Ob für die informationstechnologische Revolution nun Begriffe wie "Informationszeitalter", "Wissensgesellschaft", "Netzwerkgesellschaft" oder eben "Informationsgesellschaft" verwendet werden, ist im Grunde genommen zweitrangig. Unstrittig ist jedoch, dass sich die Industriegesellschaft in einem dynamischen Transformationsprozess befindet, der sich insbesondere durch den sprunghaften Anstieg des Einsatzes von Informations- und Kommunikationstechnologien (IKT) für Gewinnung, Speicherung, Verarbeitung, Vermittlung, Verbreitung und Nutzung von Informationen manifestiert.

Informations- und Kommunikationstechnologien
Der zusammenfassende Begriff entstand Anfang der 80er Jahre des 20. Jahrhunderts, als bei der Digitalisierung der Fernsprechnetze sowohl in den digitalen Endgeräten der Netze, als auch in den lokalen und öffentlichen Übertragungsnetzen selbst Informationstechnik zum Einsatz kam (beispielsweise Dienste wie der Bildschirmtext). Telekommunikation und Computertechnologie sind die Schlüsseltechnologien, die nahezu alle ökonomischen, gesellschaftlichen und kulturellen Sphären durchdringen und neue Kommunikationsverhältnisse etablieren.

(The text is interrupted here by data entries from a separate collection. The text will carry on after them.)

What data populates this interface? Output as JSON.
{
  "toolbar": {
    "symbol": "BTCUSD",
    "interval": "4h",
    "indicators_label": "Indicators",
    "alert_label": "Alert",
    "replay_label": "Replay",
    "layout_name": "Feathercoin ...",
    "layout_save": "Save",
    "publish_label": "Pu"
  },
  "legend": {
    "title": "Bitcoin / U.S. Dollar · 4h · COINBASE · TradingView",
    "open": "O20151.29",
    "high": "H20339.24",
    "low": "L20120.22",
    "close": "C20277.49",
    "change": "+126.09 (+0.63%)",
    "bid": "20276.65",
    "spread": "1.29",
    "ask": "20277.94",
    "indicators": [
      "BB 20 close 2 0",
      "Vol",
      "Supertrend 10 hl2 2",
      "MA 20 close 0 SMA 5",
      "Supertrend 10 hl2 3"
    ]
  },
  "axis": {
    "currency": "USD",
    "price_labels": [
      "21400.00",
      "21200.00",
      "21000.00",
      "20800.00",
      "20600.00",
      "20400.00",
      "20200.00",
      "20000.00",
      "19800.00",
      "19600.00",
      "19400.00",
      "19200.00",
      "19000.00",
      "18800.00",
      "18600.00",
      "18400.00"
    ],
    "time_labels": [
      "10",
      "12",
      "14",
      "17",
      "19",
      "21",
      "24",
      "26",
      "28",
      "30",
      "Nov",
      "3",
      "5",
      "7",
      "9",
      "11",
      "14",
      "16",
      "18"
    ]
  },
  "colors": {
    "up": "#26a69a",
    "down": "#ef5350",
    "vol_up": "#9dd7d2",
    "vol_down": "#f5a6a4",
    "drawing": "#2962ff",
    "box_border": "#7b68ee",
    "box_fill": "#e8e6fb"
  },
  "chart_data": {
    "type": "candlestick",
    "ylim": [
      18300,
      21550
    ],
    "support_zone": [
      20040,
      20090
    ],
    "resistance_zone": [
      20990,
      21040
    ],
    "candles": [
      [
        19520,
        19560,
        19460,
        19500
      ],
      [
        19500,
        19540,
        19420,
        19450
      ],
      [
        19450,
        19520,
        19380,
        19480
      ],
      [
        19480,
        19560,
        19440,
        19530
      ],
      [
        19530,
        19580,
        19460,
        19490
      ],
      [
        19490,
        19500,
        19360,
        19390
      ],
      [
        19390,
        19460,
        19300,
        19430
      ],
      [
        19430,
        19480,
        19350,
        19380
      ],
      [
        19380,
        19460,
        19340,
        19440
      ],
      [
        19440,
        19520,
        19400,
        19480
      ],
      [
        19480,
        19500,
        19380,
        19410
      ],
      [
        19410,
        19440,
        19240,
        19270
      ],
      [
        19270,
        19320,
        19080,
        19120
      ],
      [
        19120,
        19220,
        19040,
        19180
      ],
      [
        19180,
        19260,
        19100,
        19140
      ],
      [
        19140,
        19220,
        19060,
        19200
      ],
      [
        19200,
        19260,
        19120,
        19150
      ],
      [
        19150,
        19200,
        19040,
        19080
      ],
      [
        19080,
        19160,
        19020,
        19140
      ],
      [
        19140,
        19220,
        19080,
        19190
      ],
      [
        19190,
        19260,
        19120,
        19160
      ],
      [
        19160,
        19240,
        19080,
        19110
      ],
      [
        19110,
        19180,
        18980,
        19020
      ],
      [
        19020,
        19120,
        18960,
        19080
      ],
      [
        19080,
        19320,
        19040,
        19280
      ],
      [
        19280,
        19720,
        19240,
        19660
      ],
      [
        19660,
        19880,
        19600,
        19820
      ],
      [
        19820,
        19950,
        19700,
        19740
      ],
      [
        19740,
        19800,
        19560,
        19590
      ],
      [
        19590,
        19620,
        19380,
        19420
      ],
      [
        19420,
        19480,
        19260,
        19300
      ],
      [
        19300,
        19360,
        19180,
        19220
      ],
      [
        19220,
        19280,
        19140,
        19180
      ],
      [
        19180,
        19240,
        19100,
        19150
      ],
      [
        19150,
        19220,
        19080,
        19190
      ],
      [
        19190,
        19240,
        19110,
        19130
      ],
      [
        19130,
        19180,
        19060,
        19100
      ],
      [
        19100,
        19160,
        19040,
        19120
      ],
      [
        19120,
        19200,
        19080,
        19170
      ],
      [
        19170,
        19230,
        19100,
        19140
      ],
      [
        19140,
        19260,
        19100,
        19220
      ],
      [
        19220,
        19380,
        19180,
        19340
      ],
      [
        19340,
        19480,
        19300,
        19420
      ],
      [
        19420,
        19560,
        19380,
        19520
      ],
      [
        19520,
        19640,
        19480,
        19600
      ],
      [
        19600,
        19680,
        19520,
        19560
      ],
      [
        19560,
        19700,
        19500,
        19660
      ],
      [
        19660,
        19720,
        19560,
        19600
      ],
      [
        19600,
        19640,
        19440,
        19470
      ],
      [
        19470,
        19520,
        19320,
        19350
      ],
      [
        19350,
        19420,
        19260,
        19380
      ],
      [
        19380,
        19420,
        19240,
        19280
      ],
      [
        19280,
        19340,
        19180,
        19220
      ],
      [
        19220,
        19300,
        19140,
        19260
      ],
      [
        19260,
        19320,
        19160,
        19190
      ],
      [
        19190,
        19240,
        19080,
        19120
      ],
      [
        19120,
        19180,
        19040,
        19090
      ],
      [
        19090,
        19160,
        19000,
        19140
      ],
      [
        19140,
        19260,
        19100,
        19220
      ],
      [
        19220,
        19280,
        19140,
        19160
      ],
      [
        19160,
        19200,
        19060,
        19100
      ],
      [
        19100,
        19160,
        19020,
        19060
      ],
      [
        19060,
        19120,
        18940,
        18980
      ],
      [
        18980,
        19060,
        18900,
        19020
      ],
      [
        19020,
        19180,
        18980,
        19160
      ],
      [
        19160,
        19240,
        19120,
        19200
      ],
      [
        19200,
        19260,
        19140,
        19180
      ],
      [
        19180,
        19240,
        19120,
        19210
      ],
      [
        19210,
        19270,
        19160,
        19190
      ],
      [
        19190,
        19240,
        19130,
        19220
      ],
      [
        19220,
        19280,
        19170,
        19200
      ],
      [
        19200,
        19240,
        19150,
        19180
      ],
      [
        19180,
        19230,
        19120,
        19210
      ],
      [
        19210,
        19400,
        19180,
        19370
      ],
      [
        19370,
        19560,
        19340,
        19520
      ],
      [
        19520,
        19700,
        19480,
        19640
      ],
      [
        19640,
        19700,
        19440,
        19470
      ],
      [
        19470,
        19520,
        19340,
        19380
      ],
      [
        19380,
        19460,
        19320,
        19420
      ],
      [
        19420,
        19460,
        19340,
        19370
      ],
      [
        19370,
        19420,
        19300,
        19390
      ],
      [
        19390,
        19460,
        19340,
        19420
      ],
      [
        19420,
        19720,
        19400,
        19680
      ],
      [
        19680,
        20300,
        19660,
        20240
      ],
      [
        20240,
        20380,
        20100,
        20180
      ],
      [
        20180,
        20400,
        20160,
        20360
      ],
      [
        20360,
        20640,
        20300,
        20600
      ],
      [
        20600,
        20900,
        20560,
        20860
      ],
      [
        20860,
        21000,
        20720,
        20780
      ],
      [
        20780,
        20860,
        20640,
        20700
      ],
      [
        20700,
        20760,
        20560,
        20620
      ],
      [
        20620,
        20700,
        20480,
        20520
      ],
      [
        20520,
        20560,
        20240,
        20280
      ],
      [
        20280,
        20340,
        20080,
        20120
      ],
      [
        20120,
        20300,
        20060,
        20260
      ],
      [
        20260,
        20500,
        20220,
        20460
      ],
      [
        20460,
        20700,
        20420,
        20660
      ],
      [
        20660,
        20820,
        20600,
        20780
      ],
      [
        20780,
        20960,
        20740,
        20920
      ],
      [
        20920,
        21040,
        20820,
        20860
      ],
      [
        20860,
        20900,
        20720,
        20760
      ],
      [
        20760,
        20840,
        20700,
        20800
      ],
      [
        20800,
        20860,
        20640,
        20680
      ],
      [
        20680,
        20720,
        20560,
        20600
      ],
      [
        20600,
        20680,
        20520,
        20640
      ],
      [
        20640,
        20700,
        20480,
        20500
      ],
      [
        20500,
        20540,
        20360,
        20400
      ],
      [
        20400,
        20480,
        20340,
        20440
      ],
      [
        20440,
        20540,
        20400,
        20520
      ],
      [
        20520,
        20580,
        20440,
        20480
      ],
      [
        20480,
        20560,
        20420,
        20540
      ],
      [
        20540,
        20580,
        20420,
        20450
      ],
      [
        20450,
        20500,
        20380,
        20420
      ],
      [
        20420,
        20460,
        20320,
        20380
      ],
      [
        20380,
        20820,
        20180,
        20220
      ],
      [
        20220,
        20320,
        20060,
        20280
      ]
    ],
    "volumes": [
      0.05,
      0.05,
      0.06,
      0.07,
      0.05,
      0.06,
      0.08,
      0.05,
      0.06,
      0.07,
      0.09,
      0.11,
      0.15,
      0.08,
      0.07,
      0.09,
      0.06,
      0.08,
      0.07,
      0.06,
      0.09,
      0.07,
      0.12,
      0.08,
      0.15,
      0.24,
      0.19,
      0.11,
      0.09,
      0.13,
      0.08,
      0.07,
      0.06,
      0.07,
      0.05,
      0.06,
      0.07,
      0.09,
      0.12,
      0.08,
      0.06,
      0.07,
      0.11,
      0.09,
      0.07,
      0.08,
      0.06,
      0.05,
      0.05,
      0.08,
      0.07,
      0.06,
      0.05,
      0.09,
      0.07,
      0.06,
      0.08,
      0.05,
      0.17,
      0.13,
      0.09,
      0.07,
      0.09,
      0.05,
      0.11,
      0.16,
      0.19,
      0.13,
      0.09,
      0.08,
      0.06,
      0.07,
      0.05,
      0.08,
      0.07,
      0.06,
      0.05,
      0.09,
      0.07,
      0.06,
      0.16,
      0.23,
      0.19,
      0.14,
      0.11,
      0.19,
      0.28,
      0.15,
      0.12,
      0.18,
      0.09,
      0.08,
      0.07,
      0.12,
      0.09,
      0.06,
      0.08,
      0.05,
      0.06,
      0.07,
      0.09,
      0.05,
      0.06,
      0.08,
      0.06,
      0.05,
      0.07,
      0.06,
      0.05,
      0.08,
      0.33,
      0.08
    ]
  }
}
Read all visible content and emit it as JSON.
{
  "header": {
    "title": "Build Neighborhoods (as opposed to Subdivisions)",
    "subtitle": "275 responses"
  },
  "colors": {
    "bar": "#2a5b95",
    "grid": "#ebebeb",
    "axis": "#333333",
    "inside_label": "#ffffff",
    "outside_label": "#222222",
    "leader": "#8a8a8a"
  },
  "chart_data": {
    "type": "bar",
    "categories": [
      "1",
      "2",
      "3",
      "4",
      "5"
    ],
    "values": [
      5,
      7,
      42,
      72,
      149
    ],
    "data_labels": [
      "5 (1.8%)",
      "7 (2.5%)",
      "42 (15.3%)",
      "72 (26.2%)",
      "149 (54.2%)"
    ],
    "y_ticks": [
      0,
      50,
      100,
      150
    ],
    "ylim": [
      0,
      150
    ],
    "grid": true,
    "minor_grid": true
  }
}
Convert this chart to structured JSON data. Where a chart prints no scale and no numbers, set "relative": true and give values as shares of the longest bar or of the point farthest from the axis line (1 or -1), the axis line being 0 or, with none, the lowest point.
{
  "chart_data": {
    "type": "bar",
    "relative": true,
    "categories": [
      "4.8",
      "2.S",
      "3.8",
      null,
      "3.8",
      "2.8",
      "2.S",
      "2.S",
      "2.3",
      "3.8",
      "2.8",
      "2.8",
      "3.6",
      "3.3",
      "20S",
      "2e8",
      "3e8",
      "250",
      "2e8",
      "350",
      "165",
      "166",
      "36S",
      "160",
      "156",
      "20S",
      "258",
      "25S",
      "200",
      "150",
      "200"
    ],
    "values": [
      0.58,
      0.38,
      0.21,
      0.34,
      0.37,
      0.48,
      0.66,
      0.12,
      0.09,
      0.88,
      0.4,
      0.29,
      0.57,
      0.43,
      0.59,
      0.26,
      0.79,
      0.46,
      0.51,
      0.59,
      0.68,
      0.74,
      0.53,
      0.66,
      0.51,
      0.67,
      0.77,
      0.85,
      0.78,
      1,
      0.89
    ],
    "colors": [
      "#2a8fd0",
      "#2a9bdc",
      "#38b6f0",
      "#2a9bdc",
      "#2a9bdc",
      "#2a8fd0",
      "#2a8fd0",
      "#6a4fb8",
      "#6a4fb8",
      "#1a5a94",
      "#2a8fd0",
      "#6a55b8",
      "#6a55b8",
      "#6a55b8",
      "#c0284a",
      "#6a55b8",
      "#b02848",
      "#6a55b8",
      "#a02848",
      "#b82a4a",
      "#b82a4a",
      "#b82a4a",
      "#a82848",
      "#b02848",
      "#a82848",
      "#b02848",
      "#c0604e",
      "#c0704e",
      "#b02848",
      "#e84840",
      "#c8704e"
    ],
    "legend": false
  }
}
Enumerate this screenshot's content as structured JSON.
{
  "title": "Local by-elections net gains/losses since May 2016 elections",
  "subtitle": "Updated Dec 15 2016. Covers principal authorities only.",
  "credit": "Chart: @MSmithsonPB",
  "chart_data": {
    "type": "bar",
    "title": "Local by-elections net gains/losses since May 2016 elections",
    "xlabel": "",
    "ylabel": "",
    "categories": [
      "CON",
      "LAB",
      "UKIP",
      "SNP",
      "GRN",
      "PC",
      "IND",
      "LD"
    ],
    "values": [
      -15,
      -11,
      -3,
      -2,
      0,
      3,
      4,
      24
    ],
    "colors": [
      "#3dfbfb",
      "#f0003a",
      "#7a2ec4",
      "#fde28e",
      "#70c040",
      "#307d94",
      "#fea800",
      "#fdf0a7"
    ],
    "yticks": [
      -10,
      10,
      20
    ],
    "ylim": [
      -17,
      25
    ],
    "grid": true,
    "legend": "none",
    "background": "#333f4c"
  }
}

Bereits heute leben in der westlichen Welt mehr als 50 Prozent aller Erwerbstätigen von Tätigkeiten, deren Rohstoff, deren Werkzeuge und deren Resultate überwiegend Informationen sind. Und, wenn aktuelle Prognosen zutreffen, werden bis 2015 rund vier Fünftel aller menschlichen Arbeiten aus dem Umgang mit Information bestehen: beraten, informieren, forschen, entwickeln, organisieren, vernetzen, managen, recherchieren, gestalten und präsentieren - das alles sind typische Formen zukünftiger Arbeit. Der Faktor "Information" wird dabei zur zentralen "Ware".

Die Entwicklung der Informationsgesellschaft ist global zu sehen. Für alle Mitgliedstaaten der Europäischen Union steht die Schaffung der notwendigen Strukturen im Vordergrund, um nicht vom wachsenden globalen Informationsmarkt verdrängt zu werden. Denn die rasante Entwicklung der IKT wird einen umfassenden wirtschaftlichen und gesellschaftlichen Wandel bringen, mit vielen Chancen aber auch mit vielen Risken.

  • Worin liegen nun die wesentlichsten Chancen dieser Entwicklung?
    • Ökonomischer Mehrwert durch Schaffung von neuen Berufen und Märkten;
    • Ökologischer Mehrwert durch elektronischen Transport der Ware "Information";
    • Überwindung des Stadt-Land-Gefälles durch elektronische Anbindung der Randregionen an die Zentren;
    • Globaler Informations- und Wissenstransfer erhöht Potenzial für innovative Lösungen.
  • Aber auch mögliche Risiken gilt es zu bedenken, um entsprechend und effizient gegensteuern zu können:
    • Unterschiedliche Partizipationschancen für den Einzelnen auf Grund sozioökonomischer und soziokultureller Barrieren (Digitale Klüfte);
    • Produktionsverlagerung in Billiglohnländer (Verlust von Arbeitsplätzen);
    • Gesellschaftliche Konflikte durch Neuorganisation der Produktionsbedingungen (Folgen von Flexibilität, Mobilität etc.).
    • Ablehnung neuer elektronischer Dienste durch Konsumentinnen und Konsumenten.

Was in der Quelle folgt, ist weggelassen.